Au lucernaire, Hervé Dubourjal s'empare d'un conte philosophique de Diderot.

Face à face, une femme et un homme évoquent la passion, l’amour, la fidélité. Chacun à l’once de son sexe théorise, discourt, s’empare de la rumeur, lui tord le cou ou l’alimente. Adaptant le conte philosophique de Diderot, Hervé Dubourjal donne avec feu la réplique à une Caroline Silhol, flamboyante. 

Le charmant mais volage Chevalier Desroches s’entiche de la trop jolie Madame de la Carlière. Veuve depuis peu et fort riche, la belle, bien que fort éprise, se défie d’un si prompt amour. Seule la promesse solennelle de lui être à jamais fidèle, faite la veille de leur mariage devant leurs familles et amis, finit par faire tomber ses réticences. Comme si elle entrait en religion, elle se lie matrimonialement avec le ténébreux nobliau. 

L’union est heureuse. Une enfant, parée de toutes les grâces en est le fruit. Mais, le doute s’instille. Une lettre égarée, ne laissant nul doute sur l’infidélité de son conjoint, va mettre le feu aux poudres. La guerre est déclarée. Le contrat est rompu. Errante comme une âme en peine, Madame de la Carlière se retire du monde et attend la mort entraînant dans cette funeste réclusion sa fille. 

Excessive, folle, pour les uns, victime expiatoire de l’inconstante des hommes pour les autres, l’épouse bafouée s’instille dans les conversations, devient le sujet privilégié des ragots mais aussi l’objet de rhétorique. Philosophant sur la vie, les aléas du quotidien, Diderot (impeccable Hervé Dubourjal) et sa fort aimable compagne (lumineuse Caroline Silhol) s’interrogent sur ce qu’est l’union véritable entre deux êtres, la condition de la femme, les errances de l’homme et jusqu’où peut amener un amour immodéré, une folle passion. 

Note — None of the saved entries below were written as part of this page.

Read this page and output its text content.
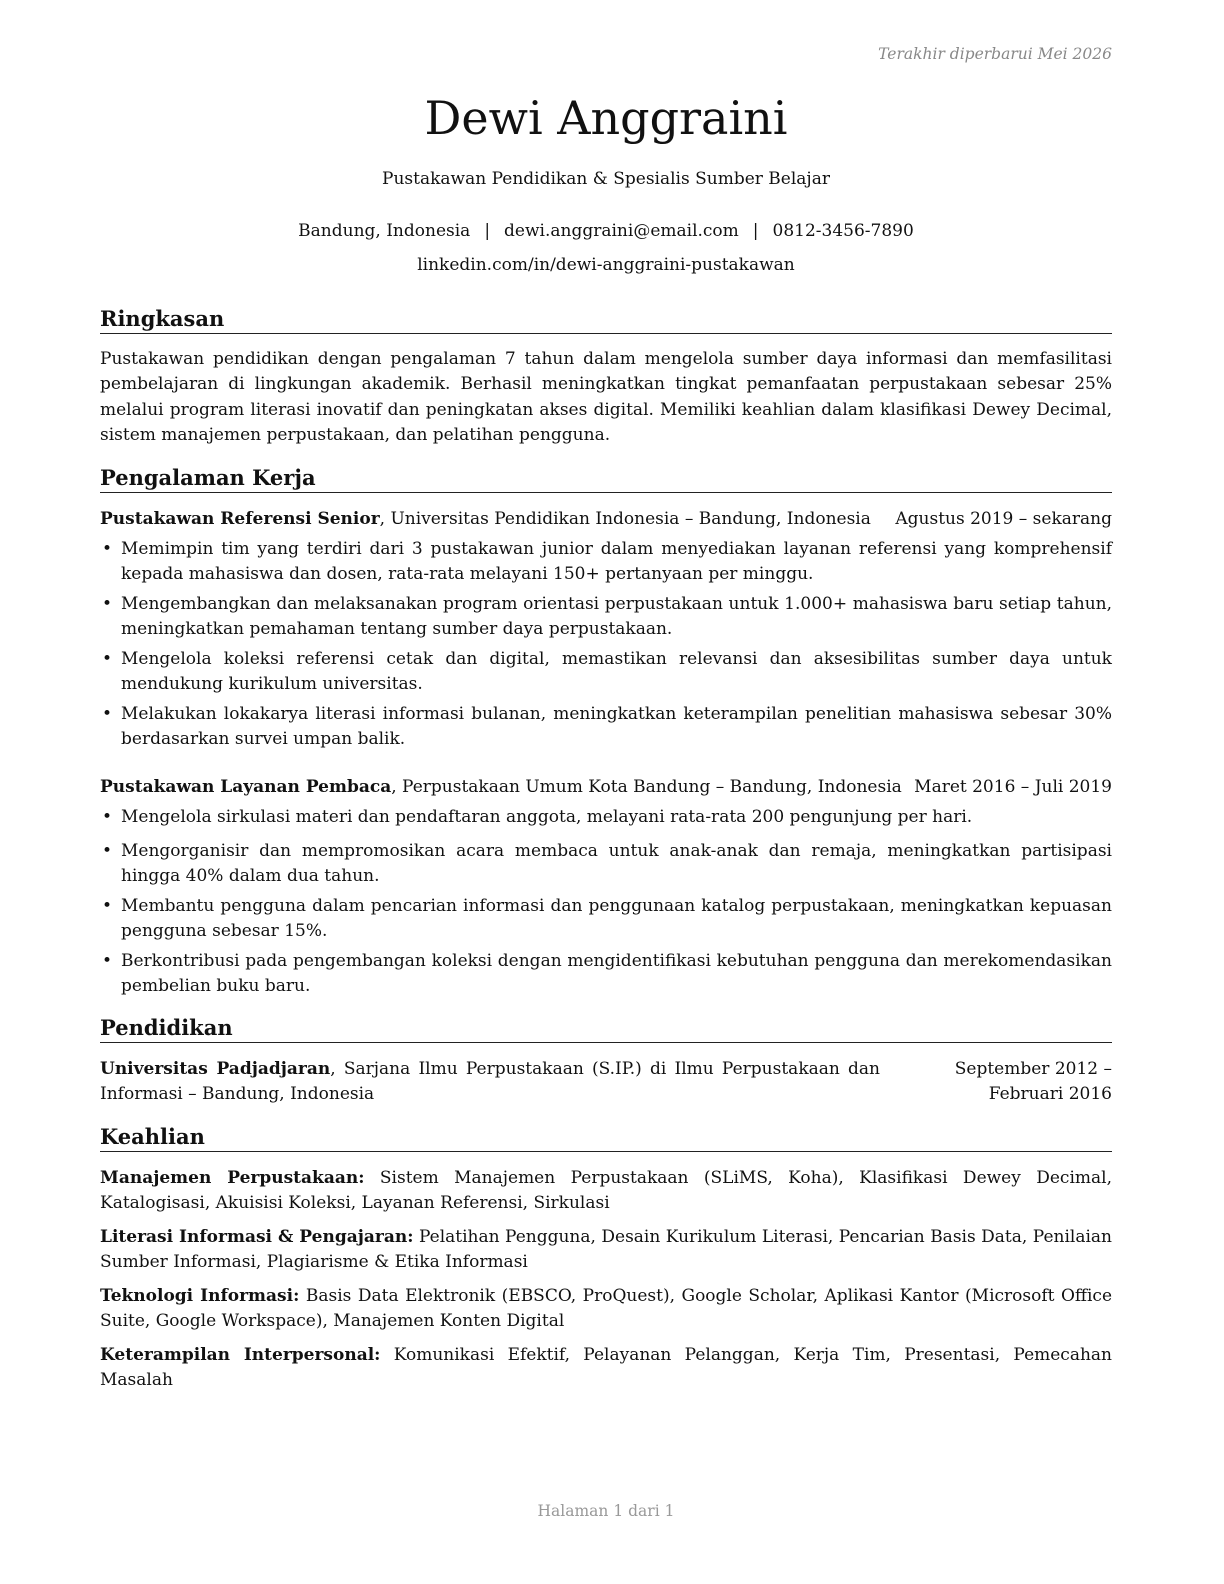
Terakhir diperbarui Mei 2026
Dewi Anggraini
Pustakawan Pendidikan & Spesialis Sumber Belajar
Bandung, Indonesia | dewi.anggraini@email.com | 0812-3456-7890
linkedin.com/in/dewi-anggraini-pustakawan
Ringkasan
Pustakawan pendidikan dengan pengalaman 7 tahun dalam mengelola sumber daya informasi dan memfasilitasi pembelajaran di lingkungan akademik. Berhasil meningkatkan tingkat pemanfaatan perpustakaan sebesar 25% melalui program literasi inovatif dan peningkatan akses digital. Memiliki keahlian dalam klasifikasi Dewey Decimal, sistem manajemen perpustakaan, dan pelatihan pengguna.
Pengalaman Kerja
Pustakawan Referensi Senior, Universitas Pendidikan Indonesia – Bandung, Indonesia Agustus 2019 – sekarang
• Memimpin tim yang terdiri dari 3 pustakawan junior dalam menyediakan layanan referensi yang komprehensif kepada mahasiswa dan dosen, rata-rata melayani 150+ pertanyaan per minggu.
• Mengembangkan dan melaksanakan program orientasi perpustakaan untuk 1.000+ mahasiswa baru setiap tahun, meningkatkan pemahaman tentang sumber daya perpustakaan.
• Mengelola koleksi referensi cetak dan digital, memastikan relevansi dan aksesibilitas sumber daya untuk mendukung kurikulum universitas.
• Melakukan lokakarya literasi informasi bulanan, meningkatkan keterampilan penelitian mahasiswa sebesar 30% berdasarkan survei umpan balik.
Pustakawan Layanan Pembaca, Perpustakaan Umum Kota Bandung – Bandung, Indonesia Maret 2016 – Juli 2019
• Mengelola sirkulasi materi dan pendaftaran anggota, melayani rata-rata 200 pengunjung per hari.
• Mengorganisir dan mempromosikan acara membaca untuk anak-anak dan remaja, meningkatkan partisipasi hingga 40% dalam dua tahun.
• Membantu pengguna dalam pencarian informasi dan penggunaan katalog perpustakaan, meningkatkan kepuasan pengguna sebesar 15%.
• Berkontribusi pada pengembangan koleksi dengan mengidentifikasi kebutuhan pengguna dan merekomendasikan pembelian buku baru.
Pendidikan
Universitas Padjadjaran, Sarjana Ilmu Perpustakaan (S.IP.) di Ilmu Perpustakaan dan Informasi – Bandung, Indonesia
September 2012 – Februari 2016
Keahlian
Manajemen Perpustakaan: Sistem Manajemen Perpustakaan (SLiMS, Koha), Klasifikasi Dewey Decimal, Katalogisasi, Akuisisi Koleksi, Layanan Referensi, Sirkulasi
Literasi Informasi & Pengajaran: Pelatihan Pengguna, Desain Kurikulum Literasi, Pencarian Basis Data, Penilaian Sumber Informasi, Plagiarisme & Etika Informasi
Teknologi Informasi: Basis Data Elektronik (EBSCO, ProQuest), Google Scholar, Aplikasi Kantor (Microsoft Office Suite, Google Workspace), Manajemen Konten Digital
Keterampilan Interpersonal: Komunikasi Efektif, Pelayanan Pelanggan, Kerja Tim, Presentasi, Pemecahan Masalah
Halaman 1 dari 1
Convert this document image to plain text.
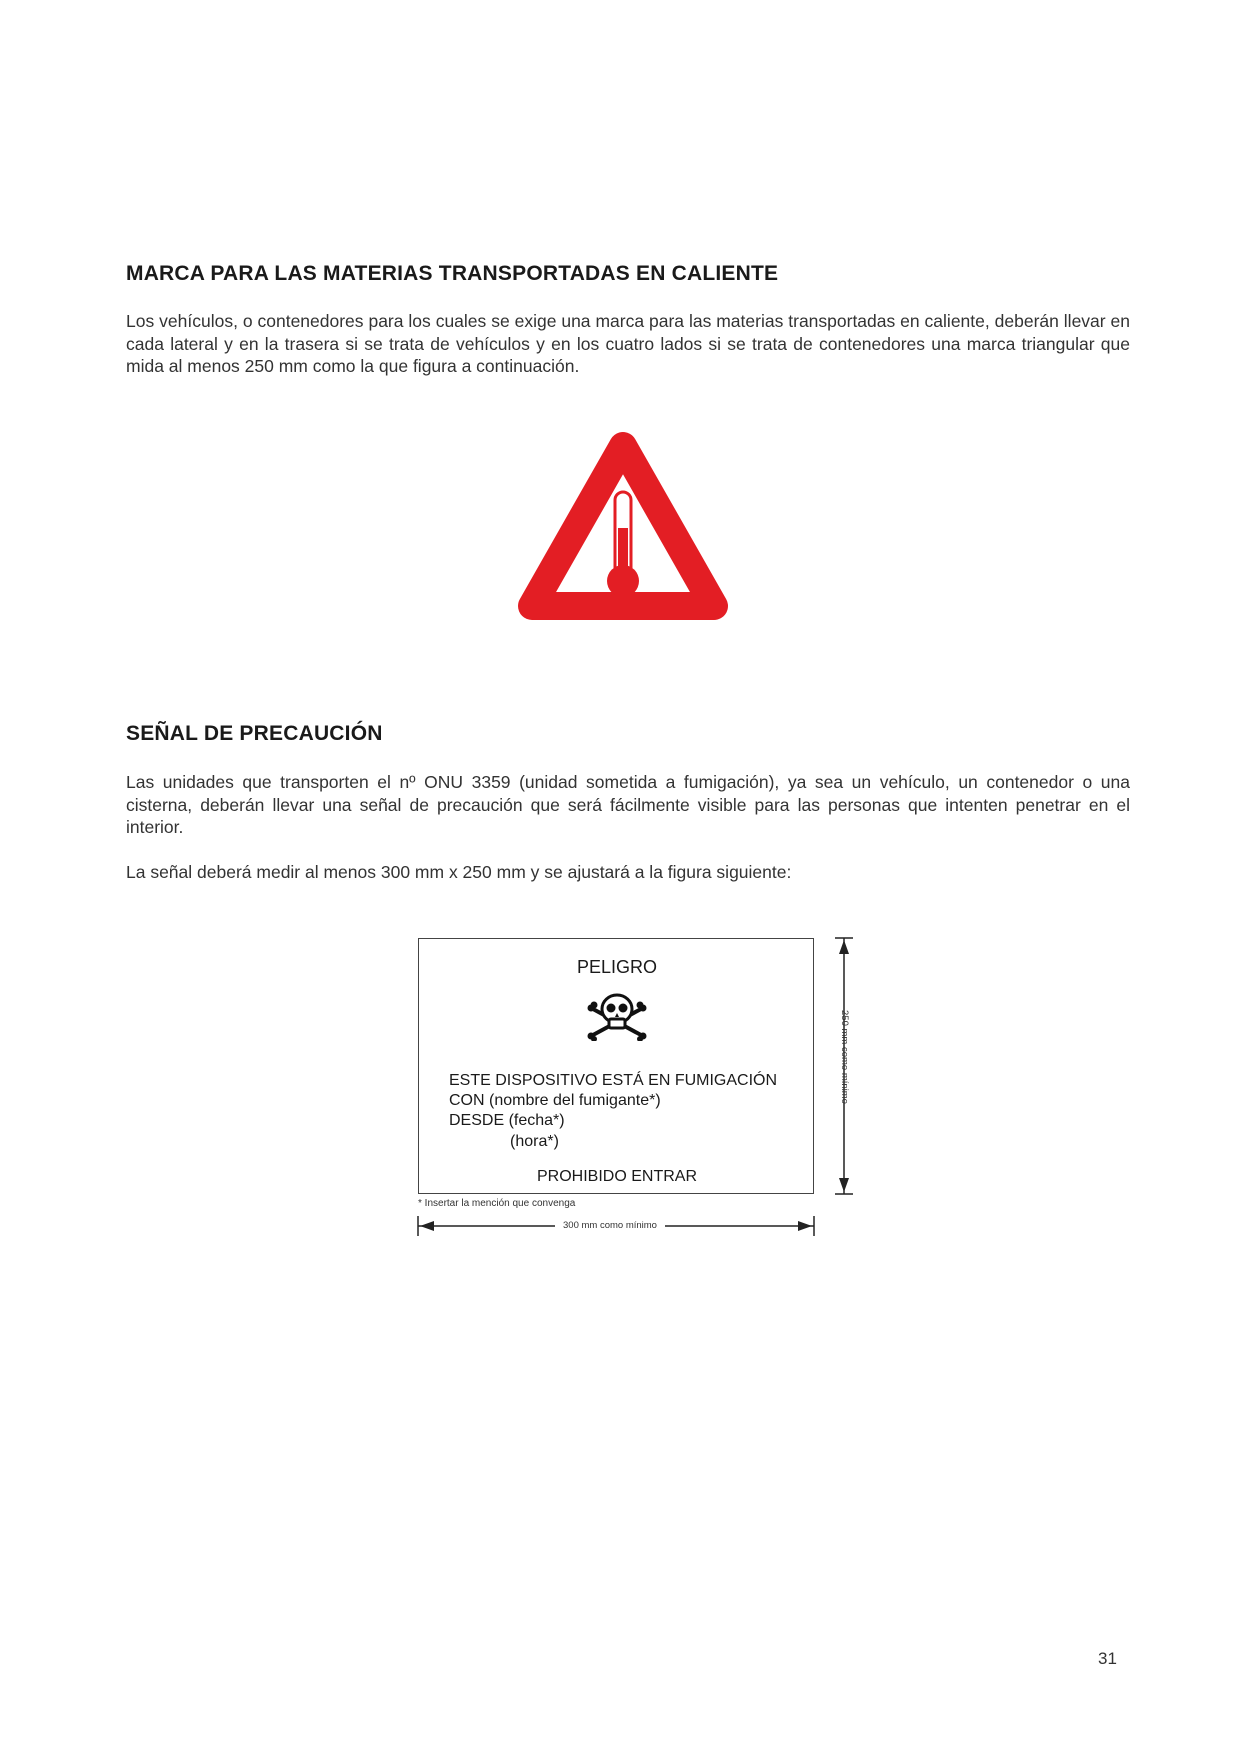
MARCA PARA LAS MATERIAS TRANSPORTADAS EN CALIENTE

Los vehículos, o contenedores para los cuales se exige una marca para las materias transportadas en caliente, deberán llevar en cada lateral y en la trasera si se trata de vehículos y en los cuatro lados si se trata de contenedores una marca triangular que mida al menos 250 mm como la que figura a continuación.

SEÑAL DE PRECAUCIÓN

Las unidades que transporten el nº ONU 3359 (unidad sometida a fumigación), ya sea un vehículo, un contenedor o una cisterna, deberán llevar una señal de precaución que será fácilmente visible para las personas que intenten penetrar en el interior.

La señal deberá medir al menos 300 mm x 250 mm y se ajustará a la figura siguiente:

PELIGRO
ESTE DISPOSITIVO ESTÁ EN FUMIGACIÓN
CON (nombre del fumigante*)
DESDE (fecha*)
(hora*)
PROHIBIDO ENTRAR
* Insertar la mención que convenga
250 mm como mínimo
300 mm como mínimo
31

Avec peu d’effets, Hervé Dubourjal s’empare de ce conte philosophique qui questionne la rumeur, ainsi que le déballage de l’intime à la vue de tous. Il lui donne une belle densité. Le spectacle est de belle facture. Le dialogue à bâtons rompus signé Diderot est de haute volée. L’interprétation tout en délicatesse. 

Rien de révolutionnaire bien sûr, mais la présence scénique des deux comédiens suffit à charmer. C’est déjà la promesse d’une soirée fort sympathique. 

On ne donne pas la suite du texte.